Né en 1918, Jean Brossel a été une figure clé du développement de la physique atomique, cofondant avec Alfred Kastler le Laboratoire de Spectroscopie Hertzienne de l’École Normale Supérieure, aujourd’hui intitulé Laboratoire Kastler Brossel. Il a contribué à des avancées scientifiques majeures, telles que le développement de la méthode de pompage optique, tout en formant de nombreux physiciens de renom. Son travail a laissé un héritage durable dans la recherche scientifique et l’enseignement en France.

La carrière de Jean Brossel

Jean Brossel naît le 15 août 1918 à Périgueux. Il est reçu au concours d’entrée à l’École normale supérieure en 1938, mais la guerre l’empêche d’y poursuivre immédiatement ses études : il est mobilisé deux ans. Il effectue sa scolarité à l’ENS de 1941 à 1945. Après la guerre et des années d’occupation, les laboratoires français manquent de tout, la recherche étant dans un piteux état, alors qu’elle avait bien progressé dans les pays anglo-saxons. C’est pourquoi Alfred Kastler oriente son élève Jean Brossel à poursuivre sa formation au Royaume Uni et aux USA, afin de rapporter ensuite en France les connaissances récentes et les idées permettant de mettre à jour les thèmes de recherche. Brossel quitte donc la France après la guerre (comme l’ont fait aussi Jacques Friedel et Anatole Abragam), et jusqu’en 1951 va se perfectionner, en particulier expérimentalement : d’abord au sein du groupe de Samuel Tolansky à Manchester, très versé dans la spectroscopie atomique, puis dans celui de Francis Bitter au MIT dans le Massachussets aux Etats-Unis, où il prépare sa thèse, tout en restant en étroit contact épistolaire avec Kastler.

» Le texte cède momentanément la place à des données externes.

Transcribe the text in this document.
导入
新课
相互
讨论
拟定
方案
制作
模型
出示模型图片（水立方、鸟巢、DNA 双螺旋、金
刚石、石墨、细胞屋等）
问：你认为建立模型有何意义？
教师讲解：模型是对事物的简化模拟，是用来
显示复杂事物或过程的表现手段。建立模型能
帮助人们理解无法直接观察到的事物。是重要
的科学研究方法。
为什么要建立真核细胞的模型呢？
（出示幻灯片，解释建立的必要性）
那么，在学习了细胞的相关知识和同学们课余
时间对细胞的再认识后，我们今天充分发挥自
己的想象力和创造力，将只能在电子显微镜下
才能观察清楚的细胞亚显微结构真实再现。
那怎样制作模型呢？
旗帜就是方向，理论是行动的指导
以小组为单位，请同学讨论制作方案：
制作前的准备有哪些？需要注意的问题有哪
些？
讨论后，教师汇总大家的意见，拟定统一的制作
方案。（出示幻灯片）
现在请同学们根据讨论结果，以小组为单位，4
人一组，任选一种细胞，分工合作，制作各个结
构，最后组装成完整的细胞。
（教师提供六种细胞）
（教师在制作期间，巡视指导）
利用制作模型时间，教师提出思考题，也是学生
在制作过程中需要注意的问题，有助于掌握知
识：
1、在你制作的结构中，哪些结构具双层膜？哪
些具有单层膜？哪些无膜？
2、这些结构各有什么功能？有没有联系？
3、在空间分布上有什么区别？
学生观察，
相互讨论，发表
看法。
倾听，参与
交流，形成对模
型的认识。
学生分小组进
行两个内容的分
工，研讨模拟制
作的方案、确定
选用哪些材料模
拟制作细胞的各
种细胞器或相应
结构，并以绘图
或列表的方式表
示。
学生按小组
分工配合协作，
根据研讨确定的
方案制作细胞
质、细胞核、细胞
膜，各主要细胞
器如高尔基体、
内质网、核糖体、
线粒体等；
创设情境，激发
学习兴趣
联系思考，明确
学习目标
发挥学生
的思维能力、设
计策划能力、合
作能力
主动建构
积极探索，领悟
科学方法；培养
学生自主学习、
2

C’est d’ailleurs lors de ces échanges qu’est venue l’idée de la “double résonance” qui permet de mesurer la position de certains niveaux d’énergie excités des atomes avec une précision jusqu’alors jamais atteinte. Au MIT, Brossel réalise une expérience avec des atomes de mercure qui démontre l’intérêt de la méthode. En parallèle, Kastler invente le principe du “pompage optique”, qui s’inspire de la double résonance mais concerne les atomes dans leur niveau fondamental.

Brossel revient en France en 1951 pour y soutenir sa thèse d’état sur la double résonance avec un jury dont Kastler fait partie et s’installe au laboratoire de physique de l’ENS. Il crée plus tard en 1951 avec Kastler le Laboratoire de spectroscopie hertzienne de l’E.N.S., qui sera renommé de son vivant (et avec son consentement) Laboratoire Kastler-Brossel en 1994, quand Michèle Leduc aura pris la direction du laboratoire. Le laboratoire est codirigé par les deux hommes jusqu’en 1972, date de la retraite de Kastler. Brossel assure ensuite seul la direction jusqu’en 1984.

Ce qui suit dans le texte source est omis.